Humans: In most cases, it takes several months or years for human couples to form a meaningful relationships.
Vulpines: There are several types of relationships that Vulpines can have. They can have a more typical relationship
like most humans. They can also have strictly yiffy relationships. In a handful of cases, there can be a relationship
that one male is in a relationship with multiple females (this will be explained in more detail when I get to the third part
of Episode 7).
Traditional relationships are where a male and female get together and gradually strengthen their bond between each other
for several months or years. Sometimes, these relationships result in marriage, but other times they don't work out.
Yiffy relationships on the other hand are most common during the various "mating seasons" on Vulpes (depending on species),
they are also fairly common among rodents, orcas, and some feline species. In these relationships, these couples are
primarily interested in yiff to reproduce.
Humans: Human females are usually fertile for a few days per month and when they do become pregnant, it takes about 9
months before the child is ready to be born. In addition, human females usually only have one child at a time.

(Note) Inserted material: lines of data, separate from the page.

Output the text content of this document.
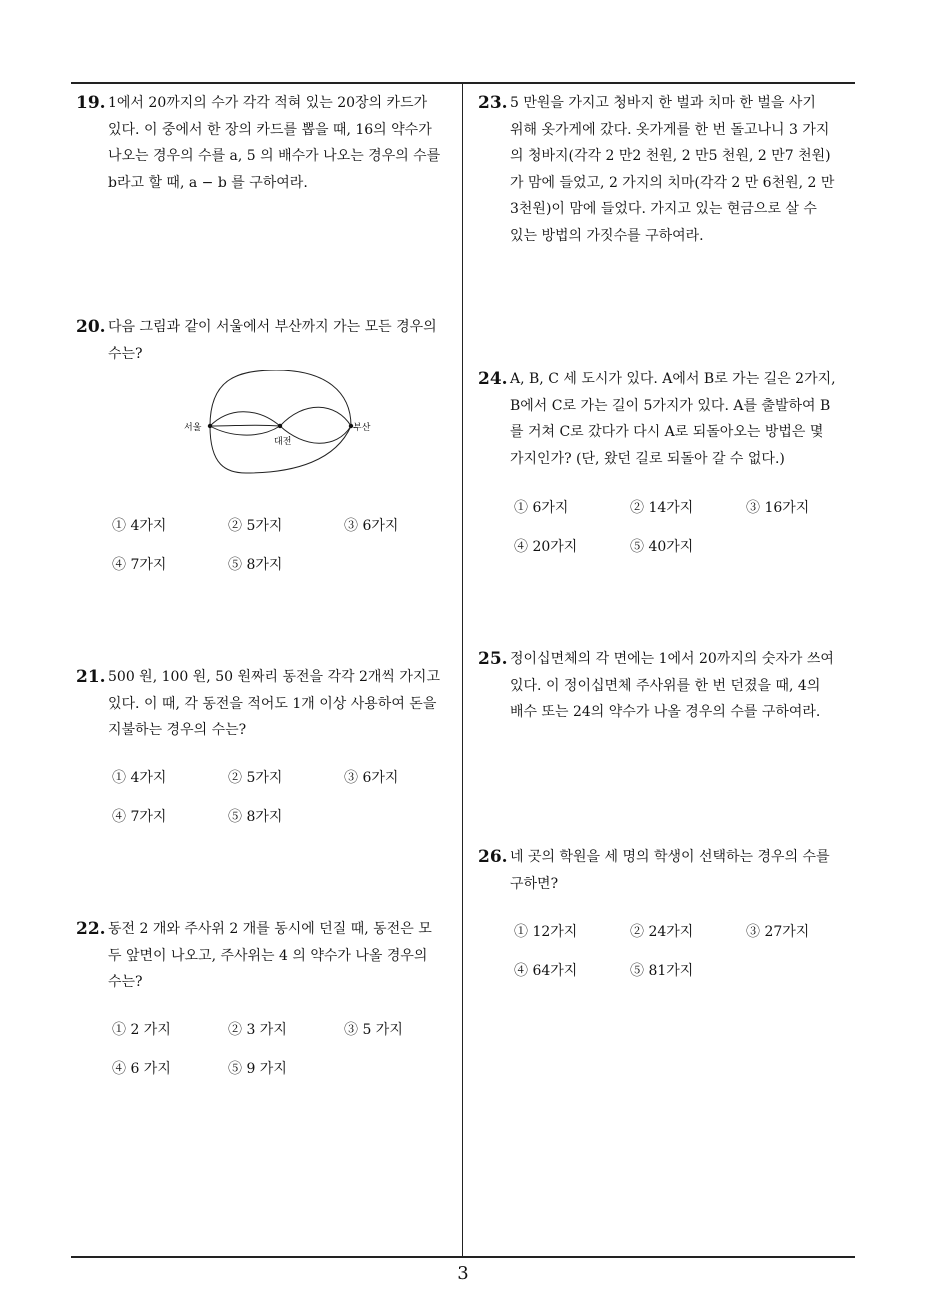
19. 1에서 20까지의 수가 각각 적혀 있는 20장의 카드가
있다. 이 중에서 한 장의 카드를 뽑을 때, 16의 약수가
나오는 경우의 수를 a, 5 의 배수가 나오는 경우의 수를
b라고 할 때, a − b 를 구하여라.
20. 다음 그림과 같이 서울에서 부산까지 가는 모든 경우의
수는?
서울
대전
부산
① 4가지	② 5가지	③ 6가지
④ 7가지	⑤ 8가지
21. 500 원, 100 원, 50 원짜리 동전을 각각 2개씩 가지고
있다. 이 때, 각 동전을 적어도 1개 이상 사용하여 돈을
지불하는 경우의 수는?
① 4가지	② 5가지	③ 6가지
④ 7가지	⑤ 8가지
22. 동전 2 개와 주사위 2 개를 동시에 던질 때, 동전은 모
두 앞면이 나오고, 주사위는 4 의 약수가 나올 경우의
수는?
① 2 가지	② 3 가지	③ 5 가지
④ 6 가지	⑤ 9 가지
23. 5 만원을 가지고 청바지 한 벌과 치마 한 벌을 사기
위해 옷가게에 갔다. 옷가게를 한 번 돌고나니 3 가지
의 청바지(각각 2 만2 천원, 2 만5 천원, 2 만7 천원)
가 맘에 들었고, 2 가지의 치마(각각 2 만 6천원, 2 만
3천원)이 맘에 들었다. 가지고 있는 현금으로 살 수
있는 방법의 가짓수를 구하여라.
24. A, B, C 세 도시가 있다. A에서 B로 가는 길은 2가지,
B에서 C로 가는 길이 5가지가 있다. A를 출발하여 B
를 거쳐 C로 갔다가 다시 A로 되돌아오는 방법은 몇
가지인가? (단, 왔던 길로 되돌아 갈 수 없다.)
① 6가지	② 14가지	③ 16가지
④ 20가지	⑤ 40가지
25. 정이십면체의 각 면에는 1에서 20까지의 숫자가 쓰여
있다. 이 정이십면체 주사위를 한 번 던졌을 때, 4의
배수 또는 24의 약수가 나올 경우의 수를 구하여라.
26. 네 곳의 학원을 세 명의 학생이 선택하는 경우의 수를
구하면?
① 12가지	② 24가지	③ 27가지
④ 64가지	⑤ 81가지
3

Vulpines: Almost all Vulpine females can reproduce at any time they want and often ovulate during yiff. The length
of the pregnancy varies by species and can be as little as about 1 month (for mousettes and rabbits) to as much as a year
(mares)...most Vulpine females have a gestation period of 2-4 months. Also, litter size is largely dependent on species.
Some species (dolphins, orcas, hooved fems) rarely have more than one child at a time. Many species have larger litters
(generally averaging between 4-8 offspring at a time). Rodent species are capable of having very large litters (averaging
6-12/litter with some females capable of having 20+/litter*).
End of Act 5
This is also the end of the Vulpines v. Humans section.